As published in The Christian Post:

Thirty-six years ago, as a newly minted minister, I encountered domestic violence through a gut-wrenching experience. A woman in the church, where I served as a youth pastor, came to my office in desperation. (The senior pastor wasn’t in.) She had a black eye and badly bruised face. “My husband did it,” she said. “And he threatened to kill me as he waved his gun in front of my face.”

I had never been in a situation like it before and it really rattled me. I called the police, but didn’t really know what to do beyond that. Over time, I would learn that it wouldn’t be my last encounter with such a victim in my profession.

When it comes to gun violence against women, the United States is the most dangerous country in the developed world. Each year, women in our nation suffer from 5.3 million incidents of intimate partner violence, and every month fifty women are shot and killed by intimate partners — a husband, boyfriend, or an ex.

October is National Domestic Violence Awareness Month in our country. It’s a month that honors individuals who have battled with this evil, support those who are still in the throes of domestic abuse and seeks to prevent future cases of domestic violence throughout our nation. It’s a month every evangelical church and pastor should observe — and not just in October. As ministers, we’re kidding ourselves if we think there is no violence going on in the households represented in our sanctuaries. Statistically—and sadly—it is.
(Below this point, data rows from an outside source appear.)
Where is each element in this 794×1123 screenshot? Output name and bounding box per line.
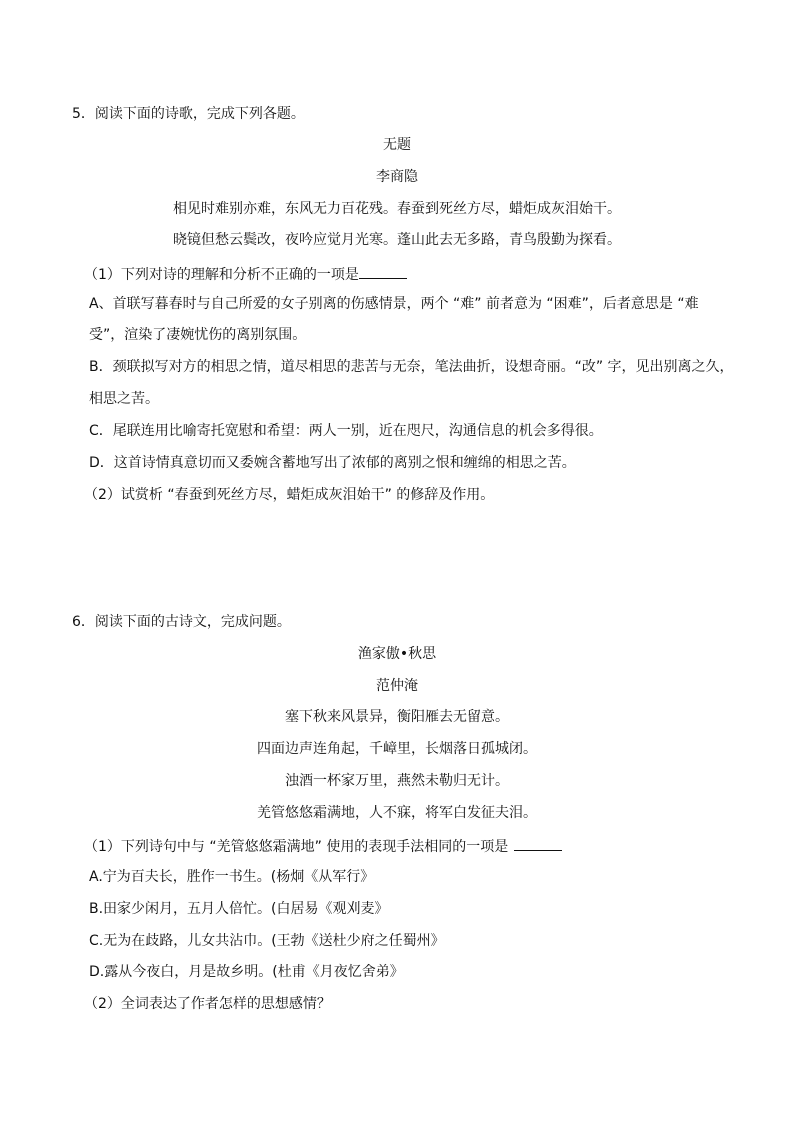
q6-sub2: （2）全词表达了作者怎样的思想感情？: [84, 996, 331, 1012]
q6-sub1-blank[interactable]: [514, 836, 562, 851]
q6-option-b: B.田家少闲月，五月人倍忙。(白居易《观刈麦》: [89, 901, 389, 917]
q5-sub2: （2）试赏析 “春蚕到死丝方尽，蜡炬成灰泪始干” 的修辞及作用。: [84, 487, 495, 503]
q5-sub1-row: [84, 264, 407, 284]
q5-option-d: D．这首诗情真意切而又委婉含蓄地写出了浓郁的离别之恨和缠绵的相思之苦。: [89, 455, 576, 471]
q6-poem-line-2: 四面边声连角起，千嶂里，长烟落日孤城闭。: [257, 741, 537, 757]
q5-poem-title: 无题: [383, 137, 411, 153]
q5-stem: 5．阅读下面的诗歌，完成下列各题。: [72, 106, 305, 122]
q6-option-c: C.无为在歧路，儿女共沾巾。(王勃《送杜少府之任蜀州》: [89, 933, 445, 949]
q6-sub1-row: [84, 836, 562, 856]
q6-option-d: D.露从今夜白，月是故乡明。(杜甫《月夜忆舍弟》: [89, 964, 404, 980]
q6-poem-line-3: 浊酒一杯家万里，燕然未勒归无计。: [285, 773, 509, 789]
q5-sub1-blank[interactable]: [359, 264, 407, 279]
q6-sub1-text: （1）下列诗句中与 “羌管悠悠霜满地” 使用的表现手法相同的一项是: [84, 839, 509, 855]
q5-option-a-line-2: 受”，渲染了凄婉忧伤的离别氛围。: [89, 327, 307, 343]
q5-poem-author: 李商隐: [376, 169, 418, 185]
q6-poem-line-4: 羌管悠悠霜满地，人不寐，将军白发征夫泪。: [257, 805, 537, 821]
q5-option-b-line-2: 相思之苦。: [89, 391, 159, 407]
q6-poem-title: 渔家傲•秋思: [357, 646, 437, 662]
q6-poem-line-1: 塞下秋来风景异，衡阳雁去无留意。: [285, 709, 509, 725]
q5-option-b-line-1: B．颈联拟写对方的相思之情，道尽相思的悲苦与无奈，笔法曲折，设想奇丽。“改” 字，见出别离之久，: [89, 359, 734, 375]
q6-poem-author: 范仲淹: [376, 678, 418, 694]
q5-poem-line-2: 晓镜但愁云鬓改，夜吟应觉月光寒。蓬山此去无多路，青鸟殷勤为探看。: [173, 232, 621, 248]
q5-sub1-text: （1）下列对诗的理解和分析不正确的一项是: [84, 267, 359, 283]
q6-stem: 6．阅读下面的古诗文，完成问题。: [72, 614, 291, 630]
q5-poem-line-1: 相见时难别亦难，东风无力百花残。春蚕到死丝方尽，蜡炬成灰泪始干。: [173, 201, 621, 217]
q5-option-c: C．尾联连用比喻寄托宽慰和希望：两人一别，近在咫尺，沟通信息的机会多得很。: [89, 423, 603, 439]
q5-option-a-line-1: A、首联写暮春时与自己所爱的女子别离的伤感情景，两个 “难” 前者意为 “困难”，后者意思是 “难: [89, 296, 699, 312]
q6-option-a: A.宁为百夫长，胜作一书生。(杨炯《从军行》: [89, 869, 375, 885]
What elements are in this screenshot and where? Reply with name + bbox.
There are also guns in the homes of many of our congregants. Some pastors will know what it’s like to have been called to a home where anger has elevated to rage – and firearms are tempting the perpetrator from the very next room. Put domestic abuse and firearms together and it means a woman is five times more likely to die in a violent encounter. Five times anything is not just a little greater chance, but an exponentially greater chance. Needless to say, fatal domestic violence is inextricably tied up with the presence of a firearm.